Обрывистое плато Магнитки, облитое серым пасмурным рассветом, торчало среди мягких волн сопок странно, как письменный стол посреди пруда. Наверх через темные заросли ольхи вела единственная тропа, густо засыпанная почерневшей от влаги листвой. На ней отчетливо виднелись чуть заплывшие медвежьи следы. Нигдеев азартно потер руки.
– Обратных нет, – негромко сказал он. – На брусничнике жир наедает, даже не спускается.
Юрка рассеянно кивнул, коротко посмотрел на часы, и Нигдеев пожалел, что не нашел себе другую компанию. С раннего утра, когда Нигдеев в предрассветных сумерках заехал за ним на одолженном «уазике», Юрка сосредоточенно обдумывал что-то свое, почти не реагируя на внешний мир. Толку от него не было. Может, наверху очухается…
Стоило выбраться на плато, и ничем не сдерживаемый ветер засвистел в ушах, заставляя перекрикиваться. Плоская вершина тянулась на несколько километров; дальний край терялся в песчаной дымке, за которой едва уловимо отливало сталью Охотское море. Внизу за спиной тусклым пятном лежал тополевый лес, серо-желтый, уже почти облысевший, а дальше – черно-белые сопки до самого пролива. На плато исчезал и след, и сама тропа: вершину почти сплошь занимала бурая сфагновая марь, заросшая ровной, будто стриженой, карликовой березой чуть выше щиколотки. Местами верховое болото разбивали ржавые выходы голой породы, мелкие бугры и овражки; плети брусники покрывали вылизанный вечным движением воздуха камень, как брызги багровой эмали. Ягода здесь росла на удивление крупная – будто назло постоянным, непредсказуемым ветрам.

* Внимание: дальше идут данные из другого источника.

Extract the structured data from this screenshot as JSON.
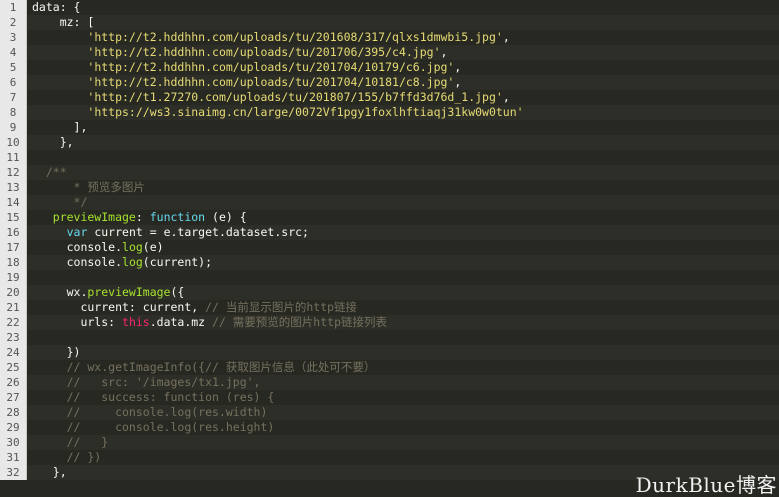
{
  "lines": [
    {
      "n": "1",
      "tokens": [
        {
          "t": "data: {",
          "c": "pl"
        }
      ]
    },
    {
      "n": "2",
      "tokens": [
        {
          "t": "    mz: [",
          "c": "pl"
        }
      ]
    },
    {
      "n": "3",
      "tokens": [
        {
          "t": "        ",
          "c": "pl"
        },
        {
          "t": "'http://t2.hddhhn.com/uploads/tu/201608/317/qlxs1dmwbi5.jpg'",
          "c": "str"
        },
        {
          "t": ",",
          "c": "pl"
        }
      ]
    },
    {
      "n": "4",
      "tokens": [
        {
          "t": "        ",
          "c": "pl"
        },
        {
          "t": "'http://t2.hddhhn.com/uploads/tu/201706/395/c4.jpg'",
          "c": "str"
        },
        {
          "t": ",",
          "c": "pl"
        }
      ]
    },
    {
      "n": "5",
      "tokens": [
        {
          "t": "        ",
          "c": "pl"
        },
        {
          "t": "'http://t2.hddhhn.com/uploads/tu/201704/10179/c6.jpg'",
          "c": "str"
        },
        {
          "t": ",",
          "c": "pl"
        }
      ]
    },
    {
      "n": "6",
      "tokens": [
        {
          "t": "        ",
          "c": "pl"
        },
        {
          "t": "'http://t2.hddhhn.com/uploads/tu/201704/10181/c8.jpg'",
          "c": "str"
        },
        {
          "t": ",",
          "c": "pl"
        }
      ]
    },
    {
      "n": "7",
      "tokens": [
        {
          "t": "        ",
          "c": "pl"
        },
        {
          "t": "'http://t1.27270.com/uploads/tu/201807/155/b7ffd3d76d_1.jpg'",
          "c": "str"
        },
        {
          "t": ",",
          "c": "pl"
        }
      ]
    },
    {
      "n": "8",
      "tokens": [
        {
          "t": "        ",
          "c": "pl"
        },
        {
          "t": "'https://ws3.sinaimg.cn/large/0072Vf1pgy1foxlhftiaqj31kw0w0tun'",
          "c": "str"
        }
      ]
    },
    {
      "n": "9",
      "tokens": [
        {
          "t": "      ],",
          "c": "pl"
        }
      ]
    },
    {
      "n": "10",
      "tokens": [
        {
          "t": "    },",
          "c": "pl"
        }
      ]
    },
    {
      "n": "11",
      "tokens": [
        {
          "t": "",
          "c": "pl"
        }
      ]
    },
    {
      "n": "12",
      "tokens": [
        {
          "t": "  /**",
          "c": "cm"
        }
      ]
    },
    {
      "n": "13",
      "tokens": [
        {
          "t": "      * 预览多图片",
          "c": "cm"
        }
      ]
    },
    {
      "n": "14",
      "tokens": [
        {
          "t": "      */",
          "c": "cm"
        }
      ]
    },
    {
      "n": "15",
      "tokens": [
        {
          "t": "   previewImage",
          "c": "fn"
        },
        {
          "t": ": ",
          "c": "pl"
        },
        {
          "t": "function",
          "c": "var"
        },
        {
          "t": " (e) {",
          "c": "pl"
        }
      ]
    },
    {
      "n": "16",
      "tokens": [
        {
          "t": "     ",
          "c": "pl"
        },
        {
          "t": "var",
          "c": "var"
        },
        {
          "t": " current = e.target.dataset.src;",
          "c": "pl"
        }
      ]
    },
    {
      "n": "17",
      "tokens": [
        {
          "t": "     console.",
          "c": "pl"
        },
        {
          "t": "log",
          "c": "fn"
        },
        {
          "t": "(e)",
          "c": "pl"
        }
      ]
    },
    {
      "n": "18",
      "tokens": [
        {
          "t": "     console.",
          "c": "pl"
        },
        {
          "t": "log",
          "c": "fn"
        },
        {
          "t": "(current);",
          "c": "pl"
        }
      ]
    },
    {
      "n": "19",
      "tokens": [
        {
          "t": "",
          "c": "pl"
        }
      ]
    },
    {
      "n": "20",
      "tokens": [
        {
          "t": "     wx.",
          "c": "pl"
        },
        {
          "t": "previewImage",
          "c": "fn"
        },
        {
          "t": "({",
          "c": "pl"
        }
      ]
    },
    {
      "n": "21",
      "tokens": [
        {
          "t": "       current: current, ",
          "c": "pl"
        },
        {
          "t": "// 当前显示图片的http链接",
          "c": "cm"
        }
      ]
    },
    {
      "n": "22",
      "tokens": [
        {
          "t": "       urls: ",
          "c": "pl"
        },
        {
          "t": "this",
          "c": "kw"
        },
        {
          "t": ".data.mz ",
          "c": "pl"
        },
        {
          "t": "// 需要预览的图片http链接列表",
          "c": "cm"
        }
      ]
    },
    {
      "n": "23",
      "tokens": [
        {
          "t": "",
          "c": "pl"
        }
      ]
    },
    {
      "n": "24",
      "tokens": [
        {
          "t": "     })",
          "c": "pl"
        }
      ]
    },
    {
      "n": "25",
      "tokens": [
        {
          "t": "     // wx.getImageInfo({// 获取图片信息（此处可不要）",
          "c": "cm"
        }
      ]
    },
    {
      "n": "26",
      "tokens": [
        {
          "t": "     //   src: '/images/tx1.jpg',",
          "c": "cm"
        }
      ]
    },
    {
      "n": "27",
      "tokens": [
        {
          "t": "     //   success: function (res) {",
          "c": "cm"
        }
      ]
    },
    {
      "n": "28",
      "tokens": [
        {
          "t": "     //     console.log(res.width)",
          "c": "cm"
        }
      ]
    },
    {
      "n": "29",
      "tokens": [
        {
          "t": "     //     console.log(res.height)",
          "c": "cm"
        }
      ]
    },
    {
      "n": "30",
      "tokens": [
        {
          "t": "     //   }",
          "c": "cm"
        }
      ]
    },
    {
      "n": "31",
      "tokens": [
        {
          "t": "     // })",
          "c": "cm"
        }
      ]
    },
    {
      "n": "32",
      "tokens": [
        {
          "t": "   },",
          "c": "pl"
        }
      ]
    }
  ],
  "watermark": "DurkBlue博客",
  "colors": {
    "background": "#272822",
    "gutter": "#e8e8e8",
    "string": "#e6db74",
    "comment": "#75715e",
    "keyword": "#66d9ef",
    "function": "#a6e22e"
  }
}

А с ветром сегодня повезло: мокрые порывы били прямо в лицо, унося прочь запахи людей. Они несли с собой горечь соли и водорослей, чайную сладость болот. Нигдеев, щурясь, обвел дымчатый горизонт хозяйским взглядом. Где-то на плато бродил медведь, которому некуда было сбежать, кроме как обратно к тропе. Добыча. Зверь. Матерый. С подхода возьму. Забыв о спутнике, Нигдеев мысленно перебирал старые, пропахшие порохом и табачным дымом слова, от которых замирало в груди и блаженно щекотало в горле.

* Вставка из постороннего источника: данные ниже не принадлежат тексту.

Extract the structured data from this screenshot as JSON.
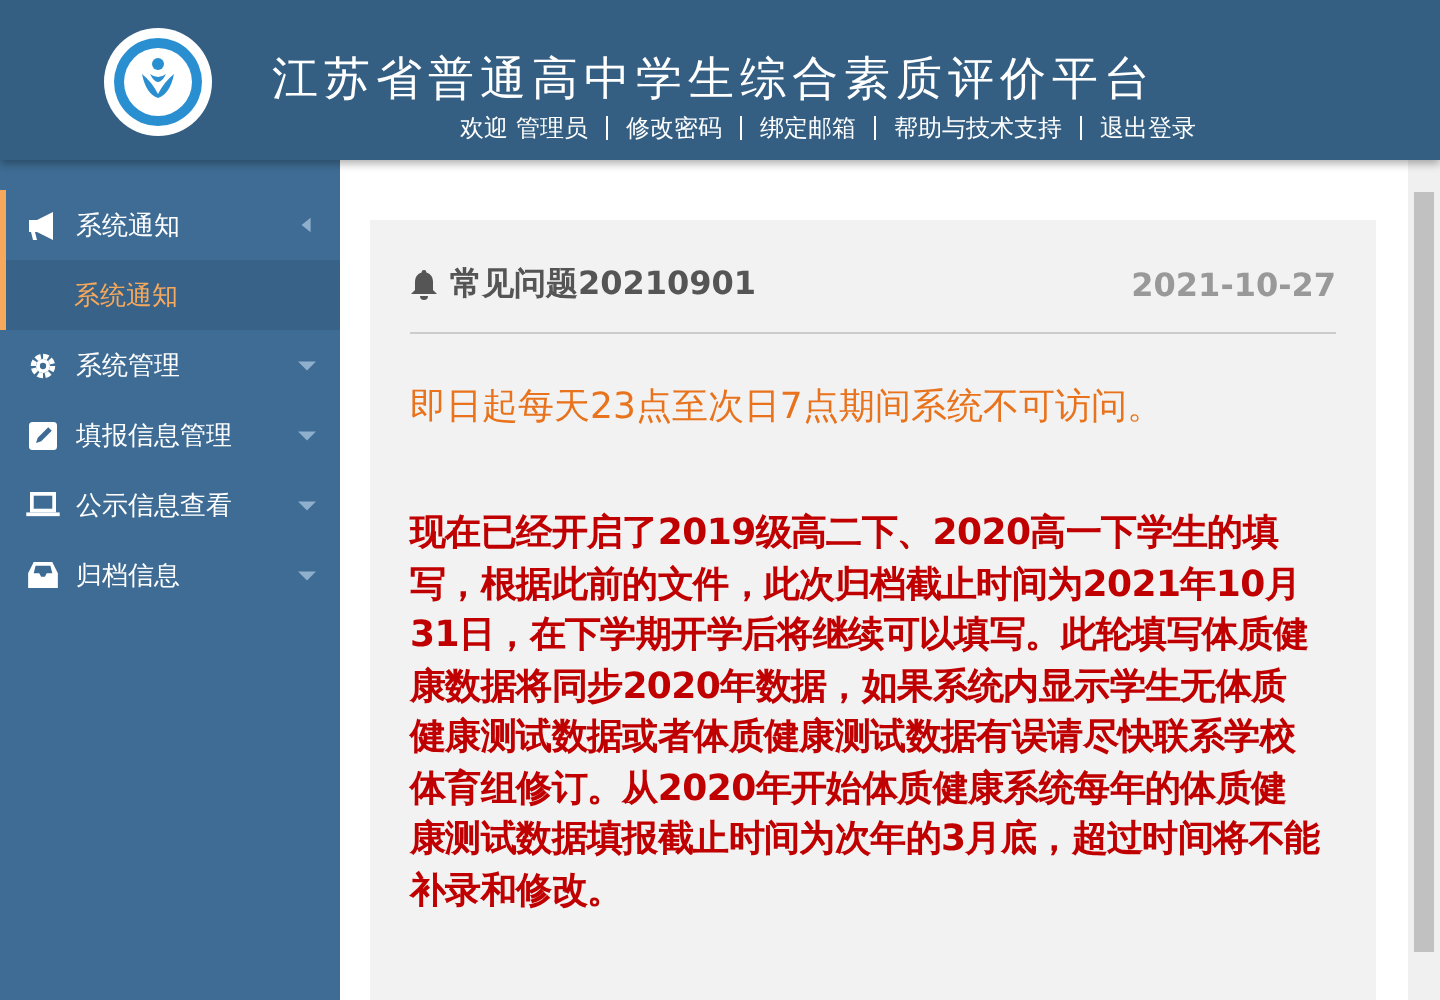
{
  "header": {
    "title": "江苏省普通高中学生综合素质评价平台",
    "links": [
      "欢迎 管理员",
      "修改密码",
      "绑定邮箱",
      "帮助与技术支持",
      "退出登录"
    ]
  },
  "sidebar": {
    "items": [
      {
        "label": "系统通知",
        "expanded": true,
        "children": [
          {
            "label": "系统通知",
            "selected": true
          }
        ]
      },
      {
        "label": "系统管理",
        "expanded": false
      },
      {
        "label": "填报信息管理",
        "expanded": false
      },
      {
        "label": "公示信息查看",
        "expanded": false
      },
      {
        "label": "归档信息",
        "expanded": false
      }
    ]
  },
  "notice": {
    "title": "常见问题20210901",
    "date": "2021-10-27",
    "paragraphs": [
      {
        "kind": "orange",
        "text": "即日起每天23点至次日7点期间系统不可访问。"
      },
      {
        "kind": "red",
        "text": "现在已经开启了2019级高二下、2020高一下学生的填写，根据此前的文件，此次归档截止时间为2021年10月31日，在下学期开学后将继续可以填写。此轮填写体质健康数据将同步2020年数据，如果系统内显示学生无体质健康测试数据或者体质健康测试数据有误请尽快联系学校体育组修订。从2020年开始体质健康系统每年的体质健康测试数据填报截止时间为次年的3月底，超过时间将不能补录和修改。"
      }
    ]
  }
}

От крутого подъема пересохло во рту. Нигдеев сгреб горсть брусники и, заранее кривясь, бросил в рот. Тут же до боли свело челюсти, слюна струйками ударила в нёбо, но он упрямо жевал. На вкус брусника была как ветер: кислота сменилась сладкой горечью, от которой щекотало в носу, горькой сладостью, той самой, что наполняла сейчас пасть медведя, которого они пришли убить. Это было странно и хорошо. В этом было что-то древнее, что-то от тех времен, когда колдовство являлось частью мира: стать зверем, чтобы убить зверя. Нигдеев невольно шевельнул ноздрями, чувствуя себя дикарем, сильным и вольным, способным уловить в сплетении запахов густую медвежью струю.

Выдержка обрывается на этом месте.